The Lemmysuchus obtusidens was a giant 19-foot long crocodile that was considered one of the "biggest coastal predators of its time," using its broad snout and large blunt teeth to crush shelled prey in a way that Lorna Steel, curator of London's Natural History Museum, believed would have delighted Lemmy.

"Although Lemmy passed away at the end of 2015 we'd like to think that he would have raised a glass to Lemmysuchus, one of the nastiest sea creatures to have ever inhabited the Earth," Steel said.

The Lemmysuchus, or Lemmy's crocodile, was originally improperly categorized along with remains of other sea crocodiles found in the area, but as scientists uncovered more about the species Steel saw an opportunity to pay respects to the Motorhead rocker.

"I've always been into heavy rock, and Motorhead are one of my favorite bands and since Lemmy died I have been keen to name something after him," she said. "I had found a small crocodile in Morocco and thought that would have to do, but then this one emerged and I thought 'Oh My God!' this is the nastiest, meanest, biggest sea-crocodile there was. So it was perfect."

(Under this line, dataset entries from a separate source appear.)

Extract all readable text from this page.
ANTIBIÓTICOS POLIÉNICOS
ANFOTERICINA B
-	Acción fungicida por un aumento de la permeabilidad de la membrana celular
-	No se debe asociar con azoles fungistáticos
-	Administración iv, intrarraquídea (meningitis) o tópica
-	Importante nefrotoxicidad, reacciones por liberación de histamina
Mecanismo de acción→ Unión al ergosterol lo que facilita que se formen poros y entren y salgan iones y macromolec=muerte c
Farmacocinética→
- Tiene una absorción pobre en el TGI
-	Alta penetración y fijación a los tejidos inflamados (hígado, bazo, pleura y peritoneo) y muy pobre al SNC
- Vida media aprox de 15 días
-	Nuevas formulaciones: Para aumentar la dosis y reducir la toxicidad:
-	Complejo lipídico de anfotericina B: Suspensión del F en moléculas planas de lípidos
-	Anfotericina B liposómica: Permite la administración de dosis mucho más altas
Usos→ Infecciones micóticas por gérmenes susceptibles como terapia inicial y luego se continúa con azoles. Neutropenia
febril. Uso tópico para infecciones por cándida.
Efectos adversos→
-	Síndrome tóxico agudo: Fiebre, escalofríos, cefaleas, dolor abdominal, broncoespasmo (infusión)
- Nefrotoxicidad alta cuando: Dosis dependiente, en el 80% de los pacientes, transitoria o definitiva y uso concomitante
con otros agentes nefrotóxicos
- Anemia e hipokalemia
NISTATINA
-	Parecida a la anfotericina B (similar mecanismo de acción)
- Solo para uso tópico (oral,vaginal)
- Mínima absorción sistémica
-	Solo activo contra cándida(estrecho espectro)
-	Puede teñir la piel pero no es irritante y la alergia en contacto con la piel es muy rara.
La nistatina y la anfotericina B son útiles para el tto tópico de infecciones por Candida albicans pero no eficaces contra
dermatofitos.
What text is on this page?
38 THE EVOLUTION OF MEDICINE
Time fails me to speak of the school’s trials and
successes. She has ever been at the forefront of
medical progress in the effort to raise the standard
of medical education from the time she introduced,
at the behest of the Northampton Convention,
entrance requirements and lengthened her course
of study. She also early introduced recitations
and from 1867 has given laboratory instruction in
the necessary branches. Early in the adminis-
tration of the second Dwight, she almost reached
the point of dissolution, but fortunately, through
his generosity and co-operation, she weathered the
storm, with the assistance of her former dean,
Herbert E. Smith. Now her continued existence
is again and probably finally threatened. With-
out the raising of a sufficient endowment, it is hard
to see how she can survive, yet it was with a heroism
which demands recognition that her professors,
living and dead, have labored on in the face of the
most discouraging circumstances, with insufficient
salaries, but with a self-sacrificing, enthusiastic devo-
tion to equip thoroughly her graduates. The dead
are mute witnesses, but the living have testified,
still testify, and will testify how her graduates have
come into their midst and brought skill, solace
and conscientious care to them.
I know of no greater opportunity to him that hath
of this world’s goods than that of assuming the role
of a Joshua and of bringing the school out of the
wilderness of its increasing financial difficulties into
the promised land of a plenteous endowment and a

The Lemmysuchus lived during the Middle Jurassic Period around 164 million years ago and was part of an extinct group of marine crocodiles known as teleosaurs.

"Sea crocs are extinct now, but they were once a massive group of their time and were dominant in the Middle Jurassic," Steel said. "You wouldn't have wanted to come across one. They were far bigger than today's crocodiles. These things were massive, with armoured plates on their back and belly."

Lemmy, born Ian Fraser Kilmister died on Dec. 28, 2015, at the age of 70 after a battle with "extremely aggressive cancer."

Early in 2016, fans of the hard rocker petitioned to have a newly discovered heavy metal element named "Lemmium" after the man who "basically invented heavy metal."